During the 2023 festival, there were 11 local and international film premieres. From July 3 to 30, 50 short and feature films were made available to stream online.

== Venues ==
The festival is predominantly held at the open-air Stardust Cinema at the Maui Arts & Cultural Center's A&B Amphitheater. Films are also projected onto a 50-foot screen set on the slopes of Haleakala at the Wailea Gold and Emerald Golf Courses.

On June 14, 2018, a special "Toes in the Sand Cinema" event took place at Wailea Beach in front of the Four Seasons Resort Maui, during which short films were screened.

Starting in 2021, online viewing was made possible by the Speed-of-Light Virtual Cinema. People who could not attend in person could purchase tickets to stream films from around the world.

== Awards and honors ==
Lights! Camera! Passion! Award - Honors directors.

Winners include:

- Olivia Wilde in 2019
- Louie Psihoyos in 2015
- Rob Reiner in 2003

Maverick Award - Honors individuals who have "the courage of their convictions and spares no effort to do the right thing to help those whose life’s work inspires him."

Winners include:

- Pierce Brosnan in 2008
- Shep Gordon in 2014
- Willie Nelson in 2009

Navigator Award - Honors film actors and actresses for “carving a path of distinction through the turbulent waters of the entertainment industry without sacrificing their fundamental commitment to excellence”

Winners include:

- Gina Rodriguez in 2019

Nova Award - Honors film artists "whose stunningly original and seamless performances consistently infuse each character they play with unique insight and wisdom."

Winners include:
- Jessica Chastain in 2013
- Paul Rudd in 2019
- Zooey Deschanel in 2009
- Felicity Huffman
- Claire Danes

Pathfinder Award - Honors actors and actresses whose choices and performances encourage people to expand what it means to be human.

Winners include:

- Pierce Brosnan in 2017 (first two-time honoree at the festival also winning the Maverick Award in 2008)

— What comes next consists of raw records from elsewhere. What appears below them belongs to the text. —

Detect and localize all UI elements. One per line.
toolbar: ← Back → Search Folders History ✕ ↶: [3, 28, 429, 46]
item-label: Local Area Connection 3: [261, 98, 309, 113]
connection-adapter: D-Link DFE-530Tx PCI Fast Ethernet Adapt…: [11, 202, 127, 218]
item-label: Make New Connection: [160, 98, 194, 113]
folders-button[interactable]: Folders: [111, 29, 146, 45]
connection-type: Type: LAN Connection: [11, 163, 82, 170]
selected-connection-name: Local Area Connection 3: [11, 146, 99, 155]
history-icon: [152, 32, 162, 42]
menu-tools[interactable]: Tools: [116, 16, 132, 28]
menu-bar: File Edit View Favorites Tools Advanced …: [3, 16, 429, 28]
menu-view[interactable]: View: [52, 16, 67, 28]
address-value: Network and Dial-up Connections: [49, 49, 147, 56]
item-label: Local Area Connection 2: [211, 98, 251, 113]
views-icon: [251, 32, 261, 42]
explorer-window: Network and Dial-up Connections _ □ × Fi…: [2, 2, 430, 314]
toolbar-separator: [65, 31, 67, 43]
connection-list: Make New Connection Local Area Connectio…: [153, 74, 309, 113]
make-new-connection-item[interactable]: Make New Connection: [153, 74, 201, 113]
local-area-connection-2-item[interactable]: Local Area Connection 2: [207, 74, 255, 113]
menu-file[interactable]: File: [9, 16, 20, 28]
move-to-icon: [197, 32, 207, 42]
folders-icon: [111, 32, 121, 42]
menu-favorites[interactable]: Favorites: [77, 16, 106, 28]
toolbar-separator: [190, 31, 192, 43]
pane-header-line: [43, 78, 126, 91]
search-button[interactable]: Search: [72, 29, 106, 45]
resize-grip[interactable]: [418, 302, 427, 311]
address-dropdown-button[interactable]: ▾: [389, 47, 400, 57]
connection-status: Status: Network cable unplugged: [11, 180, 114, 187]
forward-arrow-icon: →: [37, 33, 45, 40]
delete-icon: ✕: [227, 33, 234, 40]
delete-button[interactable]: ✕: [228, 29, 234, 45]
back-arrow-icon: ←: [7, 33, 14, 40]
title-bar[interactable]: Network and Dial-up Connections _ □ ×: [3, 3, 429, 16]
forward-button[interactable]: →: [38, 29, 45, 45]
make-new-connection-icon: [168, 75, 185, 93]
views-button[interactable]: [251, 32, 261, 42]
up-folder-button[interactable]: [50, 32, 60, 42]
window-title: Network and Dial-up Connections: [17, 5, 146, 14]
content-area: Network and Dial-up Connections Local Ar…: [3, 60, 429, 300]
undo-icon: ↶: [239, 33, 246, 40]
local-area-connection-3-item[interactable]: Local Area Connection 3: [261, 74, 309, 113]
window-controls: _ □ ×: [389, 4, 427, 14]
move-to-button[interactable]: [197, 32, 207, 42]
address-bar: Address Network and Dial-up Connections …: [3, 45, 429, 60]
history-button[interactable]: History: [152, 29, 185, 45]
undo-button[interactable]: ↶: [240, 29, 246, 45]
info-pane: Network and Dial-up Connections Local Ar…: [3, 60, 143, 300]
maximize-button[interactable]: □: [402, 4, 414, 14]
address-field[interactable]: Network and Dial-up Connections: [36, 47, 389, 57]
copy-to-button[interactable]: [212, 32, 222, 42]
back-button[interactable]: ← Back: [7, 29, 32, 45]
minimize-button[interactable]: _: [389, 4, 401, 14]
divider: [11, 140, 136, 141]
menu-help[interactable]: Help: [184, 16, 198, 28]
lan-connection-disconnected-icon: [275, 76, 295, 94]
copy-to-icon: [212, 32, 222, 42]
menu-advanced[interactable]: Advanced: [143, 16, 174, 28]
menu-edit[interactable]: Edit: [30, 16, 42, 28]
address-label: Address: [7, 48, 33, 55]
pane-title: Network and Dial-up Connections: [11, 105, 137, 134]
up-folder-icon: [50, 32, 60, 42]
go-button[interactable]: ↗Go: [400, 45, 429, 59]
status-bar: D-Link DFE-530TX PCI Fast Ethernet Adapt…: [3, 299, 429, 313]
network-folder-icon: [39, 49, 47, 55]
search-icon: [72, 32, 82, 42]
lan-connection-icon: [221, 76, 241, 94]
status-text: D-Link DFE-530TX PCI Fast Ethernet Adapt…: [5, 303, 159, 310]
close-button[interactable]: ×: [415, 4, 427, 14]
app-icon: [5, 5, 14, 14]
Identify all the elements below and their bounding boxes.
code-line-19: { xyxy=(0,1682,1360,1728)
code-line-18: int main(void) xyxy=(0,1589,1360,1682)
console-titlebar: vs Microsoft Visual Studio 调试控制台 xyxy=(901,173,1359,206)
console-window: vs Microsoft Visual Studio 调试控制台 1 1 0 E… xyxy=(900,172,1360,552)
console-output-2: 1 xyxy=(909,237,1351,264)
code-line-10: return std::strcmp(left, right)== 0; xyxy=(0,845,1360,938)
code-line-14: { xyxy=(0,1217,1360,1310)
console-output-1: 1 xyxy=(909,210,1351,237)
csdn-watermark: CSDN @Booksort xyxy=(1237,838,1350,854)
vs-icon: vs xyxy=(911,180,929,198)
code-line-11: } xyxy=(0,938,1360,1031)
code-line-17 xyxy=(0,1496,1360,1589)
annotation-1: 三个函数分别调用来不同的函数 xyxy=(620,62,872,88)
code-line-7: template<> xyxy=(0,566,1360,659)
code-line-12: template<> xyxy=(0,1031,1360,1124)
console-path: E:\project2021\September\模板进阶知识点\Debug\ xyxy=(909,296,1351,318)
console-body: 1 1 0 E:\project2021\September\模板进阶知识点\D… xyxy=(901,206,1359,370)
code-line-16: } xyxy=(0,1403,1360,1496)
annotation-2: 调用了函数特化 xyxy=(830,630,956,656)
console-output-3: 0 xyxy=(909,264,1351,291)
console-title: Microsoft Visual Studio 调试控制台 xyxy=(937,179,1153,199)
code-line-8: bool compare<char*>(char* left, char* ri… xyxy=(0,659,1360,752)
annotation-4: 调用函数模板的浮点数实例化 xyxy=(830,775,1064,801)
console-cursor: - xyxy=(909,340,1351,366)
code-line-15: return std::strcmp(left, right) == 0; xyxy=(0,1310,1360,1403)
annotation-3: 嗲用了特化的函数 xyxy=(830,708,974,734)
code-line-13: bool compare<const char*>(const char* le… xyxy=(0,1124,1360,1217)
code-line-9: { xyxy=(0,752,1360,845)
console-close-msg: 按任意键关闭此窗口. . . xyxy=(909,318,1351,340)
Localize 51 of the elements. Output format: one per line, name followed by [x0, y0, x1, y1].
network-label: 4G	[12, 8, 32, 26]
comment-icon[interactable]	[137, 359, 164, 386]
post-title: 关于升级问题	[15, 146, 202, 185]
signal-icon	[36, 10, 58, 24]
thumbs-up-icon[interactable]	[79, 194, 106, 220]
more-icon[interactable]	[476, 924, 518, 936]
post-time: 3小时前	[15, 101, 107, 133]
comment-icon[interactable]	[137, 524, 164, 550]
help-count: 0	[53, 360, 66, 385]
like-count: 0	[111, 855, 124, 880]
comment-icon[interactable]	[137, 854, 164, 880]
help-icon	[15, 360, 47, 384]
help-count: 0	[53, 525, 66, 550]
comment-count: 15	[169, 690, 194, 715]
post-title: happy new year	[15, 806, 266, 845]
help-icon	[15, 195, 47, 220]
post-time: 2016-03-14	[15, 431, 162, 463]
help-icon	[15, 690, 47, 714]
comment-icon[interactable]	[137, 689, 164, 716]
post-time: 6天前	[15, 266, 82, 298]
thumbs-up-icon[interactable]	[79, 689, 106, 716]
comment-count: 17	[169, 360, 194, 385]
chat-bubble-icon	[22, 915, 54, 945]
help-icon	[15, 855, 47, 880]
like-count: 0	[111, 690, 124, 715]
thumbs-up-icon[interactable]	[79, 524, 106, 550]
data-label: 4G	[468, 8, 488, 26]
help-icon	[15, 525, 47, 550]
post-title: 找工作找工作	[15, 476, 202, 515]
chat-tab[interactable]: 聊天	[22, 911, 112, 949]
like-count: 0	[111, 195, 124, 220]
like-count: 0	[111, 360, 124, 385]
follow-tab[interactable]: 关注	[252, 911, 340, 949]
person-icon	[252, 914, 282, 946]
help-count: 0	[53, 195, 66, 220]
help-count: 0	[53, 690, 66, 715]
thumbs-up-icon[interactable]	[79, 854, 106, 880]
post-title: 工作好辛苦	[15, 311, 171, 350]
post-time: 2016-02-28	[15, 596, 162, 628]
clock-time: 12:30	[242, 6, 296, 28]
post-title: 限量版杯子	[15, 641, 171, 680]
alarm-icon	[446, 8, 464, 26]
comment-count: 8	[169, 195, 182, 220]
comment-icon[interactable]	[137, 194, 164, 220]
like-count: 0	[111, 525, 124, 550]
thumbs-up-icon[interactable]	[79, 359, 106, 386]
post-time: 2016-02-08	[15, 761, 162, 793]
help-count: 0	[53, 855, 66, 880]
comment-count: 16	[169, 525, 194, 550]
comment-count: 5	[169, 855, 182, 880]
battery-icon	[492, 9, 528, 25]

Rainmaker Award - Honors film artists who affect their projects, both on and off screen.

Winners include:

- Michael B. Jordan in 2016

Rising Star Award - Honors young actors and actresses.

Winners include:
- Garrett Hedlund in 2011
- Karen Gillan in 2017
- Nick Robinson in 2018
- Maya Erskine in 2019
- Annie Gonzalez in 2023

Shining Star Award - Honors film actors and actresses who "dares to dream big dreams and delivers brilliantly charismatic and revelatory performances every time that opportunity knocks."

Winners include:
- Zac Efron
- Andrew Garfield
- Olivia Wilde
- Emma Roberts
- Amber Heard in 2018
- Awkwafina in 2019
- Yara Shahidi in 2023
- Adam Driver
- Jake Gyllenhaal
- Freida Pinto

Shooting Star Award - Honors an actor in a Maui Film Festival Hawaii Premiere.

Winners include:

- Joe Manganiello in 2019

Stella Award - Honors an actress for "advancing the status of women throughout the film industry by breathing life into characters that empower, enlighten and entertain."

Winners include:

- Geena Davis in 2003 (inaugural winner)

Visionary Award - Honors film artists for their "long-standing commitment to inspire and nurture the endlessly evolving tapestry of global cultures into an ever more compassionate and life-affirming planetary community."